À la sortie suivante, nous nous concentrons sur le freinage. Mercier nous a dit de rétrograder pendant qu’on freine. Pour apprendre, il nous fait accélérer jusqu’à un cône rose puis couper les gaz, rétrograder et freiner. Je manque de fluidité. Je n’ai pas relâché l’embrayage assez vite et j’ai été obligé d’utiliser le frein arrière. L’instructeur qui nous observe près du cône rose me dit d’oublier complètement le frein arrière. Il y a d’autres cônes tout autour de la piste. J’essaie encore, pas bon, alors je continue encore, et encore. Puis je m’arrête près d’un instructeur et je le reconnais. C’est Andrew Nelson, un coureur très rapide. « Beaucoup mieux » qu’il me dit. Je me sens bien.
De retour ensuite autour d’une table pour quelques explications, d’autres tours de pratique, puis on nous « lâche lousse » sur la piste. Première sortie libre. Je dépasse tout de suite un premier pilote, puis je vois quelqu’un qui chute devant moi. Drapeau rouge.
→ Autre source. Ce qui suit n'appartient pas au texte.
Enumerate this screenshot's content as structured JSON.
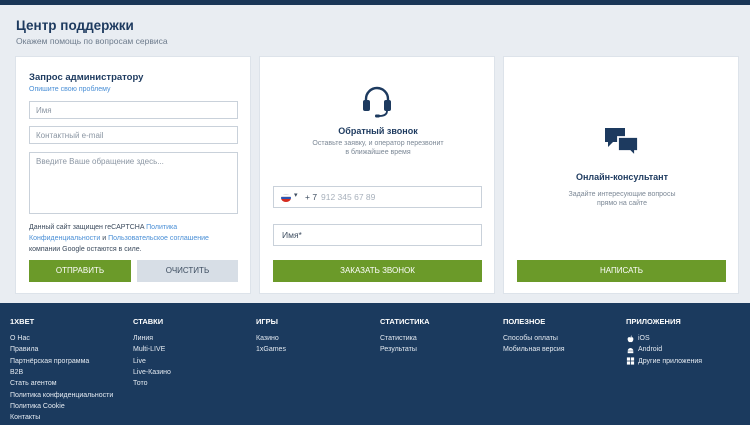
{
  "header": {
    "title": "Центр поддержки",
    "subtitle": "Окажем помощь по вопросам сервиса"
  },
  "admin_card": {
    "title": "Запрос администратору",
    "subtitle": "Опишите свою проблему",
    "name_placeholder": "Имя",
    "email_placeholder": "Контактный e-mail",
    "message_placeholder": "Введите Ваше обращение здесь...",
    "recaptcha": {
      "part1": "Данный сайт защищен reCAPTCHA ",
      "privacy_link": "Политика Конфиденциальности",
      "part2": " и ",
      "terms_link": "Пользовательское соглашение",
      "part3": " компании Google остаются в силе."
    },
    "send_label": "Отправить",
    "clear_label": "Очистить"
  },
  "callback_card": {
    "icon": "headset-icon",
    "title": "Обратный звонок",
    "subtitle": "Оставьте заявку, и оператор перезвонит в ближайшее время",
    "country_code": "+ 7",
    "phone_placeholder": "912 345 67 89",
    "name_placeholder": "Имя*",
    "button_label": "Заказать звонок"
  },
  "chat_card": {
    "icon": "chat-bubbles-icon",
    "title": "Онлайн-консультант",
    "subtitle": "Задайте интересующие вопросы прямо на сайте",
    "button_label": "Написать"
  },
  "colors": {
    "navy": "#1b3a5e",
    "green": "#6b9a29",
    "link": "#4a8fd6"
  },
  "footer": {
    "columns": [
      {
        "heading": "1XBET",
        "items": [
          "О Нас",
          "Правила",
          "Партнёрская программа",
          "B2B",
          "Стать агентом",
          "Политика конфиденциальности",
          "Политика Cookie",
          "Контакты"
        ]
      },
      {
        "heading": "Ставки",
        "items": [
          "Линия",
          "Multi-LIVE",
          "Live",
          "Live-Казино",
          "Тото"
        ]
      },
      {
        "heading": "Игры",
        "items": [
          "Казино",
          "1xGames"
        ]
      },
      {
        "heading": "Статистика",
        "items": [
          "Статистика",
          "Результаты"
        ]
      },
      {
        "heading": "Полезное",
        "items": [
          "Способы оплаты",
          "Мобильная версия"
        ]
      },
      {
        "heading": "Приложения",
        "items": [
          "iOS",
          "Android",
          "Другие приложения"
        ]
      }
    ],
    "app_icons": [
      "apple-icon",
      "android-icon",
      "grid-apps-icon"
    ]
  }
}
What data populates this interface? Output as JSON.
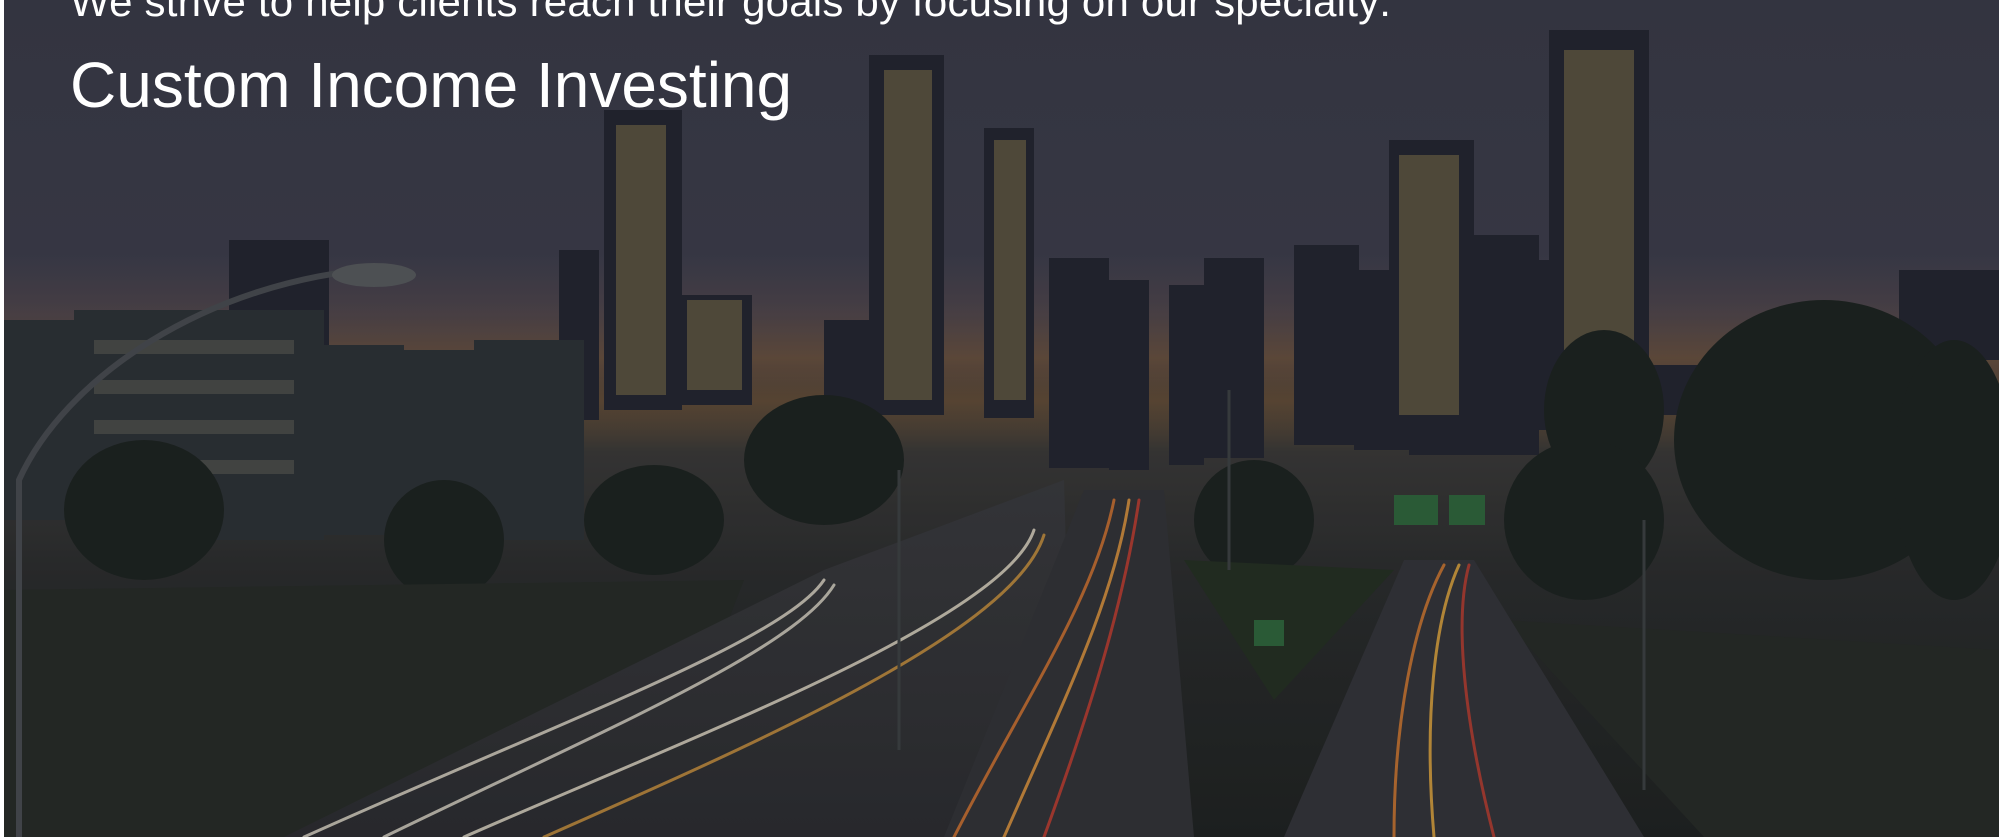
{
  "hero": {
    "tagline": "We strive to help clients reach their goals by focusing on our specialty:",
    "specialty": "Custom Income Investing",
    "background_image": "city-skyline-highway-night-photo"
  },
  "colors": {
    "text": "#ffffff",
    "sky": "#3d3e4c",
    "horizon_glow": "#6b5238",
    "ground": "#252a26"
  }
}
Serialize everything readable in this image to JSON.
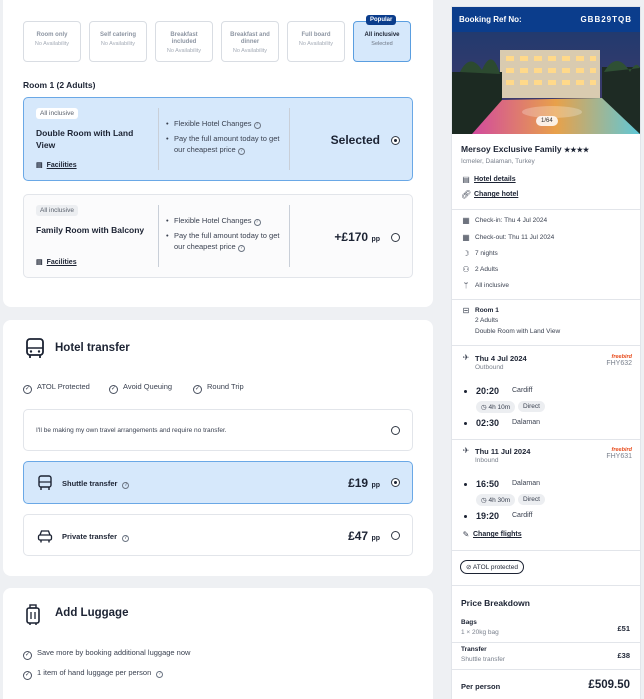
{
  "board_options": [
    {
      "title": "Room only",
      "status": "No Availability",
      "selected": false
    },
    {
      "title": "Self catering",
      "status": "No Availability",
      "selected": false
    },
    {
      "title": "Breakfast included",
      "status": "No Availability",
      "selected": false
    },
    {
      "title": "Breakfast and dinner",
      "status": "No Availability",
      "selected": false
    },
    {
      "title": "Full board",
      "status": "No Availability",
      "selected": false
    },
    {
      "title": "All inclusive",
      "status": "Selected",
      "selected": true,
      "badge": "Popular"
    }
  ],
  "room_heading": "Room 1 (2 Adults)",
  "rooms": [
    {
      "badge": "All inclusive",
      "name": "Double Room with Land View",
      "facilities": "Facilities",
      "feature1": "Flexible Hotel Changes",
      "feature2": "Pay the full amount today to get our cheapest price",
      "price": "Selected",
      "unit": "",
      "selected": true
    },
    {
      "badge": "All inclusive",
      "name": "Family Room with Balcony",
      "facilities": "Facilities",
      "feature1": "Flexible Hotel Changes",
      "feature2": "Pay the full amount today to get our cheapest price",
      "price": "+£170",
      "unit": "pp",
      "selected": false
    }
  ],
  "transfer": {
    "title": "Hotel transfer",
    "checks": [
      "ATOL Protected",
      "Avoid Queuing",
      "Round Trip"
    ],
    "none_option": "I'll be making my own travel arrangements and require no transfer.",
    "options": [
      {
        "label": "Shuttle transfer",
        "price": "£19",
        "unit": "pp",
        "selected": true
      },
      {
        "label": "Private transfer",
        "price": "£47",
        "unit": "pp",
        "selected": false
      }
    ]
  },
  "luggage": {
    "title": "Add Luggage",
    "checks": [
      "Save more by booking additional luggage now",
      "1 item of hand luggage per person"
    ]
  },
  "sidebar": {
    "ref_label": "Booking Ref No:",
    "ref": "GBB29TQB",
    "image_counter": "1/64",
    "hotel_name": "Mersoy Exclusive Family",
    "stars": "★★★★",
    "location": "Icmeler, Dalaman, Turkey",
    "hotel_details": "Hotel details",
    "change_hotel": "Change hotel",
    "check_in": "Check-in: Thu 4 Jul 2024",
    "check_out": "Check-out: Thu 11 Jul 2024",
    "nights": "7 nights",
    "adults": "2 Adults",
    "board": "All inclusive",
    "room_title": "Room 1",
    "room_adults": "2 Adults",
    "room_type": "Double Room with Land View",
    "outbound": {
      "date": "Thu 4 Jul 2024",
      "label": "Outbound",
      "flight": "FHY632",
      "airline": "freebird",
      "dep_time": "20:20",
      "dep_city": "Cardiff",
      "duration": "4h 10m",
      "stops": "Direct",
      "arr_time": "02:30",
      "arr_city": "Dalaman"
    },
    "inbound": {
      "date": "Thu 11 Jul 2024",
      "label": "Inbound",
      "flight": "FHY631",
      "airline": "freebird",
      "dep_time": "16:50",
      "dep_city": "Dalaman",
      "duration": "4h 30m",
      "stops": "Direct",
      "arr_time": "19:20",
      "arr_city": "Cardiff"
    },
    "change_flights": "Change flights",
    "atol": "ATOL protected",
    "price_breakdown": "Price Breakdown",
    "bags_label": "Bags",
    "bags_sub": "1 × 20kg bag",
    "bags_price": "£51",
    "transfer_label": "Transfer",
    "transfer_sub": "Shuttle transfer",
    "transfer_price": "£38",
    "per_person_label": "Per person",
    "per_person_price": "£509.50"
  },
  "colors": {
    "accent": "#0b3d8c",
    "selected_bg": "#d6e8fb",
    "selected_border": "#6aa8e6"
  }
}
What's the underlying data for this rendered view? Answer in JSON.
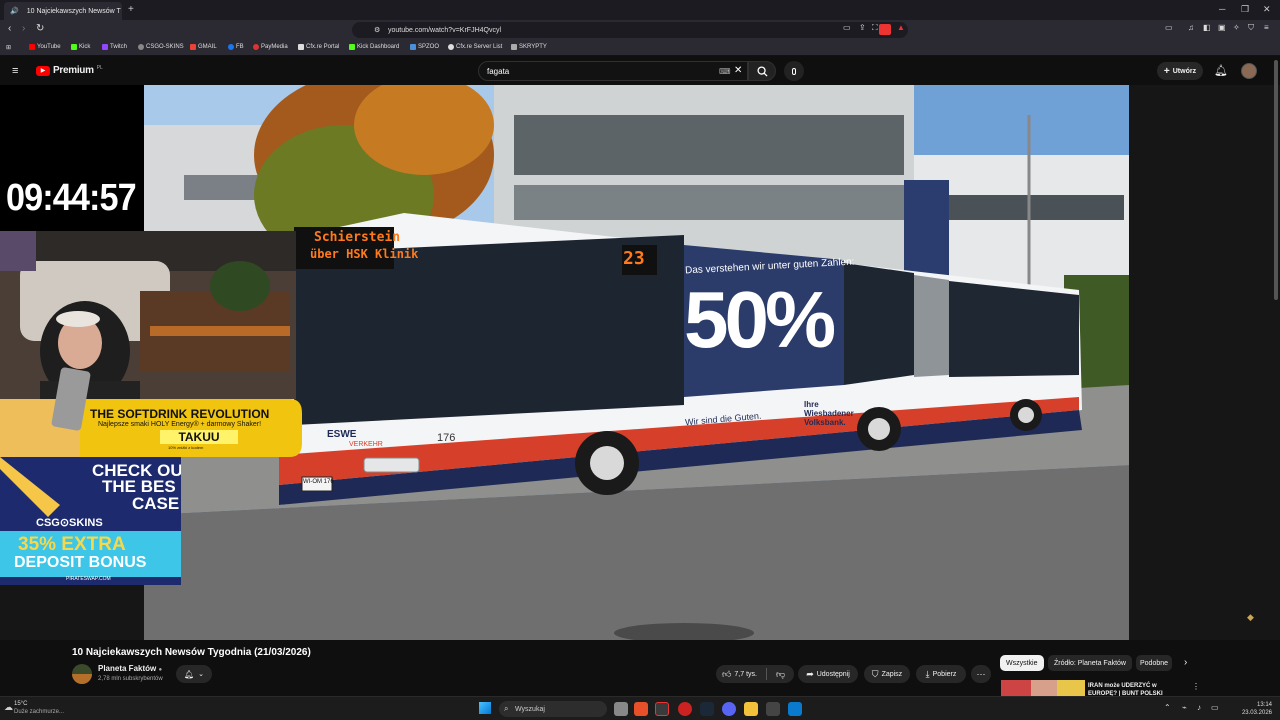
{
  "browser": {
    "tab_title": "10 Najciekawszych Newsów T",
    "url": "youtube.com/watch?v=KrFJH4Qvcyl",
    "bookmarks": [
      "YouTube",
      "Kick",
      "Twitch",
      "CSGO-SKINS",
      "GMAIL",
      "FB",
      "PayMedia",
      "Cfx.re Portal",
      "Kick Dashboard",
      "SPZOO",
      "Cfx.re Server List",
      "SKRYPTY"
    ]
  },
  "youtube": {
    "logo": "Premium",
    "logo_region": "PL",
    "search_value": "fagata",
    "create_label": "Utwórz"
  },
  "overlay": {
    "clock": "09:44:57",
    "ad1_title": "THE SOFTDRINK REVOLUTION",
    "ad1_sub": "Najlepsze smaki HOLY Energy® + darmowy Shaker!",
    "ad1_code": "TAKUU",
    "ad1_small": "10% zniżki z kodem",
    "ad2_line1": "CHECK OU",
    "ad2_line2": "THE BES",
    "ad2_line3": "CASE",
    "ad2_brand": "CSG⊙SKINS",
    "ad2_bonus1": "35% EXTRA",
    "ad2_bonus2": "DEPOSIT BONUS",
    "ad2_site": "PIRATESWAP.COM"
  },
  "bus": {
    "destination1": "Schierstein",
    "destination2": "über HSK Klinik",
    "route": "23",
    "ad_headline": "Das verstehen wir unter guten Zahlen:",
    "ad_percent": "50%",
    "ad_slogan": "Wir sind die Guten.",
    "ad_bank": "Ihre Wiesbadener Volksbank.",
    "operator": "ESWE",
    "operator_sub": "VERKEHR",
    "fleet_number": "176",
    "plate": "WI-OM 176"
  },
  "video": {
    "title": "10 Najciekawszych Newsów Tygodnia (21/03/2026)",
    "channel": "Planeta Faktów",
    "subscribers": "2,78 mln subskrybentów",
    "likes": "7,7 tys.",
    "share_label": "Udostępnij",
    "save_label": "Zapisz",
    "download_label": "Pobierz"
  },
  "chips": [
    "Wszystkie",
    "Źródło: Planeta Faktów",
    "Podobne"
  ],
  "recommendation": {
    "title": "IRAN może UDERZYĆ w EUROPĘ? | BUNT POLSKI"
  },
  "taskbar": {
    "temp": "15°C",
    "weather": "Duże zachmurze...",
    "search": "Wyszukaj",
    "time": "13:14",
    "date": "23.03.2026"
  }
}
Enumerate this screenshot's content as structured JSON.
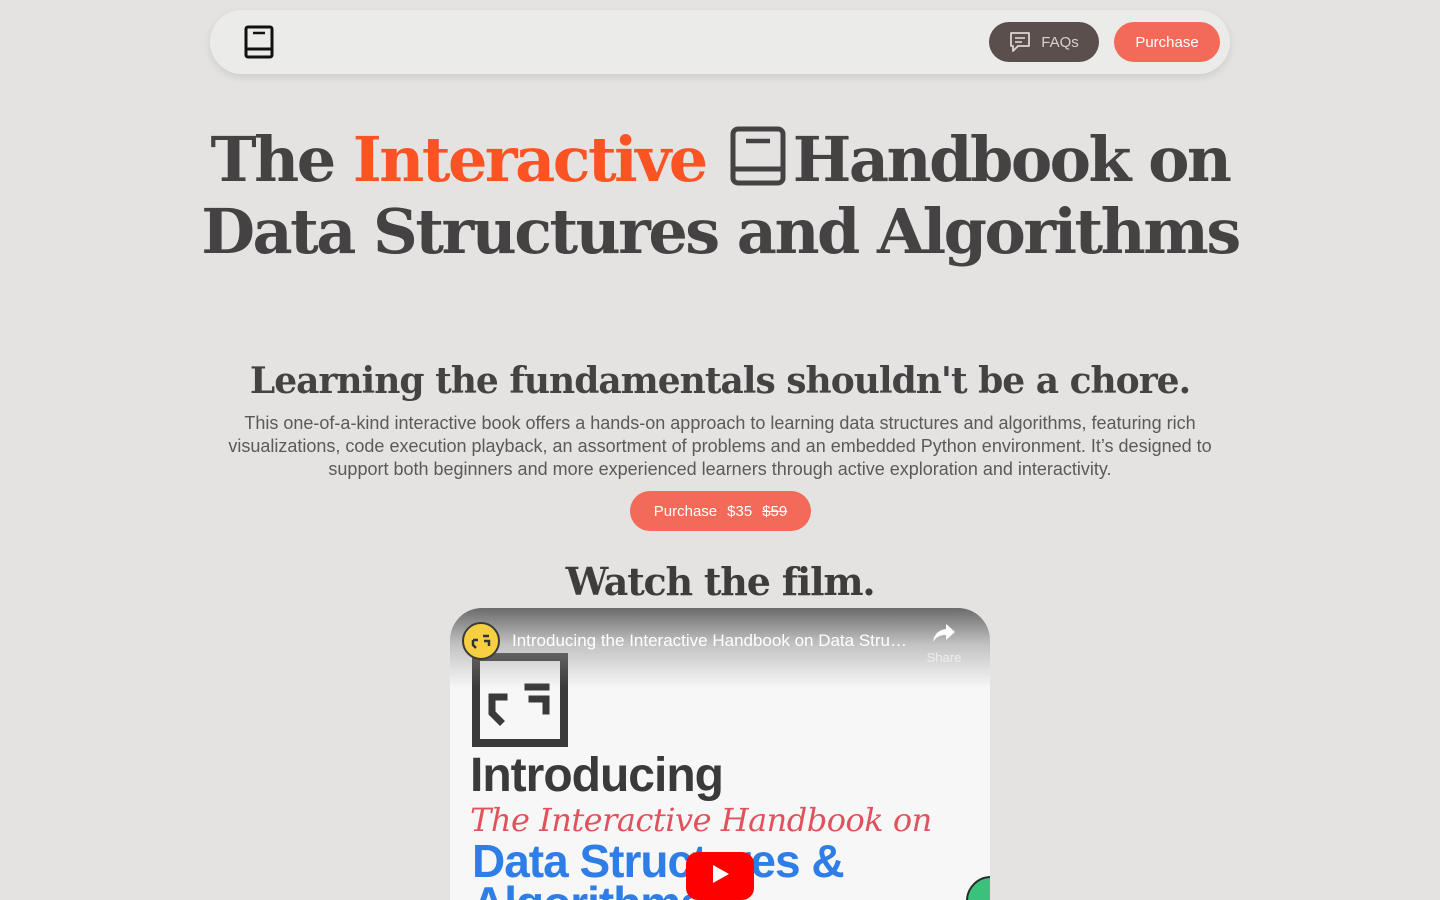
{
  "nav": {
    "logo_icon": "book-icon",
    "faq_icon": "chat-bubble-icon",
    "faq_label": "FAQs",
    "purchase_label": "Purchase"
  },
  "hero": {
    "title_prefix": "The",
    "title_accent": "Interactive",
    "title_icon": "book-icon",
    "title_suffix": "Handbook on Data Structures and Algorithms",
    "subtitle": "Learning the fundamentals shouldn't be a chore.",
    "description": "This one-of-a-kind interactive book offers a hands-on approach to learning data structures and algorithms, featuring rich visualizations, code execution playback, an assortment of problems and an embedded Python environment. It’s designed to support both beginners and more experienced learners through active exploration and interactivity.",
    "purchase_label": "Purchase",
    "price": "$35",
    "old_price": "$59"
  },
  "film": {
    "heading": "Watch the film.",
    "video_title": "Introducing the Interactive Handbook on Data Structures & Algorithms",
    "share_label": "Share",
    "share_icon": "share-arrow-icon",
    "play_icon": "play-icon",
    "thumb_intro": "Introducing",
    "thumb_script": "The Interactive Handbook on",
    "thumb_ds": "Data Structures &",
    "thumb_algo": "Algorithms"
  },
  "colors": {
    "accent_orange": "#fb5323",
    "button_coral": "#f46a58",
    "faq_bg": "#5a4f4c",
    "page_bg": "#e4e3e1",
    "heading": "#444242"
  }
}
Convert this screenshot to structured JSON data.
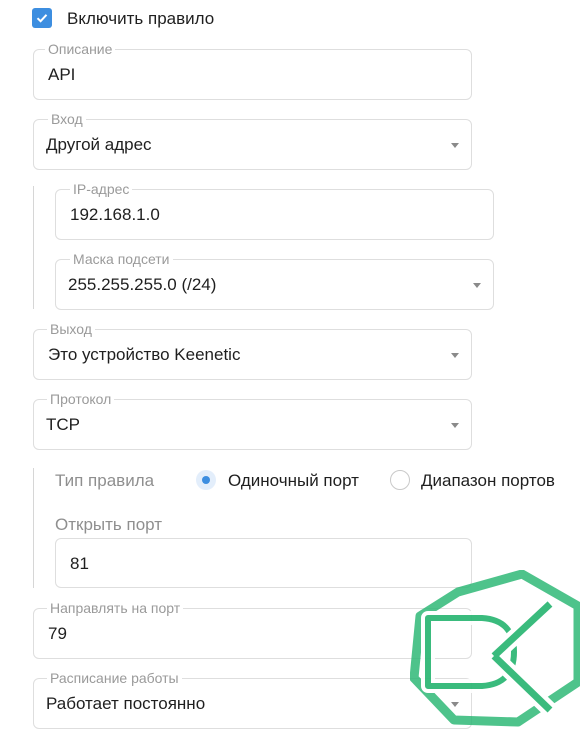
{
  "enable_rule": {
    "label": "Включить правило",
    "checked": true
  },
  "description": {
    "label": "Описание",
    "value": "API"
  },
  "input": {
    "label": "Вход",
    "value": "Другой адрес"
  },
  "ip_address": {
    "label": "IP-адрес",
    "value": "192.168.1.0"
  },
  "subnet_mask": {
    "label": "Маска подсети",
    "value": "255.255.255.0 (/24)"
  },
  "output": {
    "label": "Выход",
    "value": "Это устройство Keenetic"
  },
  "protocol": {
    "label": "Протокол",
    "value": "TCP"
  },
  "rule_type": {
    "label": "Тип правила",
    "options": [
      "Одиночный порт",
      "Диапазон портов"
    ],
    "selected": "Одиночный порт"
  },
  "open_port": {
    "label": "Открыть порт",
    "value": "81"
  },
  "forward_port": {
    "label": "Направлять на порт",
    "value": "79"
  },
  "schedule": {
    "label": "Расписание работы",
    "value": "Работает постоянно"
  },
  "colors": {
    "accent": "#3d8ee0",
    "watermark": "#2ab673"
  },
  "icons": [
    "checkmark-icon",
    "chevron-down-icon",
    "watermark-logo"
  ]
}
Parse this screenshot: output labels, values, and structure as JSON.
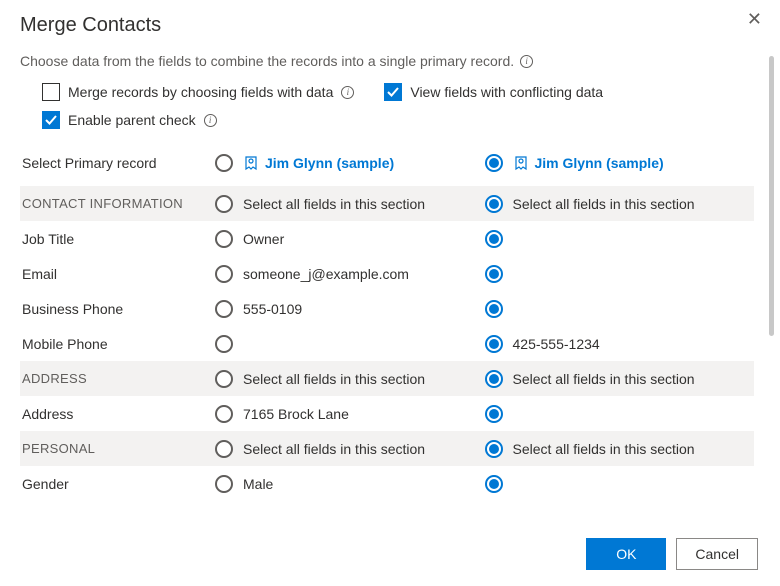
{
  "dialog": {
    "title": "Merge Contacts",
    "subtitle": "Choose data from the fields to combine the records into a single primary record."
  },
  "options": {
    "merge_by_fields": {
      "label": "Merge records by choosing fields with data",
      "checked": false
    },
    "view_conflicting": {
      "label": "View fields with conflicting data",
      "checked": true
    },
    "enable_parent_check": {
      "label": "Enable parent check",
      "checked": true
    }
  },
  "primary_record": {
    "label": "Select Primary record",
    "record_a": "Jim Glynn (sample)",
    "record_b": "Jim Glynn (sample)",
    "selected": "b"
  },
  "select_all_label": "Select all fields in this section",
  "sections": [
    {
      "title": "CONTACT INFORMATION",
      "rows": [
        {
          "label": "Job Title",
          "a": "Owner",
          "b": ""
        },
        {
          "label": "Email",
          "a": "someone_j@example.com",
          "b": ""
        },
        {
          "label": "Business Phone",
          "a": "555-0109",
          "b": ""
        },
        {
          "label": "Mobile Phone",
          "a": "",
          "b": "425-555-1234"
        }
      ]
    },
    {
      "title": "ADDRESS",
      "rows": [
        {
          "label": "Address",
          "a": "7165 Brock Lane",
          "b": ""
        }
      ]
    },
    {
      "title": "PERSONAL",
      "rows": [
        {
          "label": "Gender",
          "a": "Male",
          "b": ""
        }
      ]
    }
  ],
  "footer": {
    "ok": "OK",
    "cancel": "Cancel"
  }
}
Il faut arrêter de rouler quelques minutes, le temps de relever la moto et son pilote. Puis on repart. Je veux dépasser d’autres motos… Je m’approche d’un groupe de quatre et je les dépasse dans un petit droit entre deux courbes. Freinage intense pour la courbe, et je la passe en douceur. Puis un autre dépassement réussi dans un autre droit, et nous rentrons au bercail pour encore un peu de théorie. Un instructeur consulte ses notes et il explique à chacun de nous ce qu’il faut améliorer selon ses observations. Mon contrôle de l’accélérateur n’était pas assez régulier et j’ai raté le point de corde de certains virages. Un autre n’amorçait pas ses virages au bon endroit et il ne suivait pas les bonnes lignes sur la piste. On aurait dit un débutant.
Mercier nous parle ensuite de quelque chose de nouveau : le déhanchement en virage. Il explique qu’en se déplaçant vers l’intérieur, on change la dynamique de la moto et qu’on n’a pas besoin de la faire pencher autant en virage. Puis il nous envoie en piste pour essayer. Un instructeur m’explique que je ne me déplace pas assez. Il dit au débutant qu’il faut qu’il travaille encore à améliorer ses lignes. Il fait oui de la tête.
De retour en piste, je suis deux gars pendant quelques virages puis je dépasse celui d’en arrière. Je sais qu’il reste deux tours complets et je veux dépasser l’autre aussi. Mais à chaque fois qu’on sort d’un virage, il accélère à fond et je n’arrive pas à le dépasser. Pas question de le dépasser au freinage non plus. Ses lignes, et les miennes, me semblent bonnes en entrée et en sommet de virage. Je me déhanche un peu plus, je le suis toujours de près, mais je n’arrive pas à le dépasser. Après les deux tours, je vais le voir, il enlève son casque et je le reconnais : c’est le gars qui n’arrivait pas à suivre les bonnes lignes en début de journée… Je lui dis : « on était en course, j’essayais de te dépasser ». Il n’avait même pas remarqué que j’étais derrière lui… Pas grave, moi je sais que j’étais en pleine course. Et j’ai perdu. Mais il y aura toujours une prochaine fois.